Here is the salad recipe:
- 1 medium head cauliflower (cored and cut into small florets)
- 3/4 C. extra-virgin olive oil
- 1 1/4 t. kosher (or to taste)
- Freshly ground black pepper to taste
- 1 C. cooked chickpeas (rinsed and drained)
- 4 t. fresh lemon juice
- 1 T. fresh orange juice
- 1 T. tahini
- 3/4 t. rice vinegar
- 1/2 t. honey
- 3/4 C. fresh parsley leaves
- 3/4 fresh mint leaves
- 1 garlic clove (minced)
- 1/4 t. ground sumac (optional)
- 1/8 t. red pepper flakes (Aleppo pepper preferred)
- 1 bunch watercress
- 1 avocado (pitted, peeled and diced for garnish)
- Toasted sesame seeds (for garnish)
- 1/2 t. freshly-grated orange zest
- Cara Cara orange slices (peel and pith removed) for garnish
- Preheat oven to 425 degrees F.
- Prepare cauliflower and toss florets in 1/4 C. olive oil, 1 t. salt and black pepper to your taste. Roast cauliflower on a large baking sheet for 35 minutes. Turn the cauliflower over a couple times while roasting it. When cauliflower is well-browned and tender, remove from oven and set aside to let cauliflower cool to room temperature.

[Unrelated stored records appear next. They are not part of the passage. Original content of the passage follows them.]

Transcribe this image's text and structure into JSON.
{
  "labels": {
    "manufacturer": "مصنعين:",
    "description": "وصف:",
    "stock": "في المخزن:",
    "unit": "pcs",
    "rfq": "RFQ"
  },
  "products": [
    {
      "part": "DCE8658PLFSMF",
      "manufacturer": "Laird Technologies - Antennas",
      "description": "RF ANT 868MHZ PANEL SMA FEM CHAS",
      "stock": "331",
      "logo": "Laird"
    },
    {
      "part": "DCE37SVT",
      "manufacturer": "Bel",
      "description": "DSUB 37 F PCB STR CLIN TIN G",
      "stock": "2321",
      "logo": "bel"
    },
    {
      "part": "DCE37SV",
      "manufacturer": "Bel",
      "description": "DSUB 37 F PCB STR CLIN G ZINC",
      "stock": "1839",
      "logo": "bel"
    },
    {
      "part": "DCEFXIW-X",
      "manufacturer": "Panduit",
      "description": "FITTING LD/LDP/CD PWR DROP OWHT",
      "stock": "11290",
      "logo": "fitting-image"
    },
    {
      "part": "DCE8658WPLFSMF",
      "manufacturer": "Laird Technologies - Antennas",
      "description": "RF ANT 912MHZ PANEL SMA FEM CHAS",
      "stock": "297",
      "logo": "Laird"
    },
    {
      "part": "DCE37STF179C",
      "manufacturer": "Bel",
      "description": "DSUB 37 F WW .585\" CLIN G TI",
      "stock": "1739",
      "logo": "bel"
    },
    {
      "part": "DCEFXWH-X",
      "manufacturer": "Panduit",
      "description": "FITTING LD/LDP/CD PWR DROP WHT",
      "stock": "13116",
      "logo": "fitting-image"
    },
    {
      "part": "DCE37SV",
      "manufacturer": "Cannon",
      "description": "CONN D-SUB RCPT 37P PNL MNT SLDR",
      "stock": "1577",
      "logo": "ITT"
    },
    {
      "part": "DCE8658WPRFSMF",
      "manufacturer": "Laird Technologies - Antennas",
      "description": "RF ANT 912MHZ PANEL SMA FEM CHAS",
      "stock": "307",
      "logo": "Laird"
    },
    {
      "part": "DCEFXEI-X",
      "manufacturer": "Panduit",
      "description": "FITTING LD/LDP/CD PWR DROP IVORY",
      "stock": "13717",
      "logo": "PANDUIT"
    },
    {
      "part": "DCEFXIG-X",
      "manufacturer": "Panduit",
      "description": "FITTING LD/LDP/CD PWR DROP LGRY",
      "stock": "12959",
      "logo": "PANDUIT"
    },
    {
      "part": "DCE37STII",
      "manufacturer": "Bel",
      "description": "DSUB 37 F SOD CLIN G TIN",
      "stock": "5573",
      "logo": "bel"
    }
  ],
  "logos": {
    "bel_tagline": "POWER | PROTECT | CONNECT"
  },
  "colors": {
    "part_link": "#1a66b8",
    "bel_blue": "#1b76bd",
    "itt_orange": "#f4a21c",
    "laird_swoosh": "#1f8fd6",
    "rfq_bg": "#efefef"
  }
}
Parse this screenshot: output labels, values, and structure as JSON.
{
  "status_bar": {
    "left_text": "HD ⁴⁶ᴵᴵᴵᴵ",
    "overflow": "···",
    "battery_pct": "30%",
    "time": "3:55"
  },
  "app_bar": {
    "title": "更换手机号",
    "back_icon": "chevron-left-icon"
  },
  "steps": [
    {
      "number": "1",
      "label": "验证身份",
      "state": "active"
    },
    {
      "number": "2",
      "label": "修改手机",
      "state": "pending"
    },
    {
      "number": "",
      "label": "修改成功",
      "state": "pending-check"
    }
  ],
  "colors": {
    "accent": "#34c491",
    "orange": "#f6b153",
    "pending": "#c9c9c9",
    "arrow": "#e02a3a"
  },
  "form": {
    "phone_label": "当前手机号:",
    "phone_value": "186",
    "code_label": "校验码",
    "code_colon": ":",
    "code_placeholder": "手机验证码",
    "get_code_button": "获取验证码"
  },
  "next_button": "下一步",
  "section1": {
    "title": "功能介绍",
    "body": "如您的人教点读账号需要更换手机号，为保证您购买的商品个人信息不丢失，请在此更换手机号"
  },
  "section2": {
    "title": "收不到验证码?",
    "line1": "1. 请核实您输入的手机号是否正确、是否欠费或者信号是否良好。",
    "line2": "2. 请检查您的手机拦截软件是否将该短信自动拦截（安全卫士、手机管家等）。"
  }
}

- Blend 2 T. chickpeas, lemon juice, orange juice, tahini, rice vinegar, honey, remaining 1/4 t. salt, 1/4 C. parsley, 1/4 C. mint, garlic, sumac (optional) and red pepper until smooth. Keep the blender running and slowly drizzle the remaining 1/2 C. olive oil into the mixture.
- Using a large bowl, mix cauliflower, watercress and remaining chickpeas. Mix in the remaining parsley and mint. Toss the greens with enough dressing to evenly coat the greens and chickpeas. Season to taste if necessary.
- Serve garnished with avocado, toasted sesame seeds,slices of Cara Cara oranges, and freshly-grated orange zest.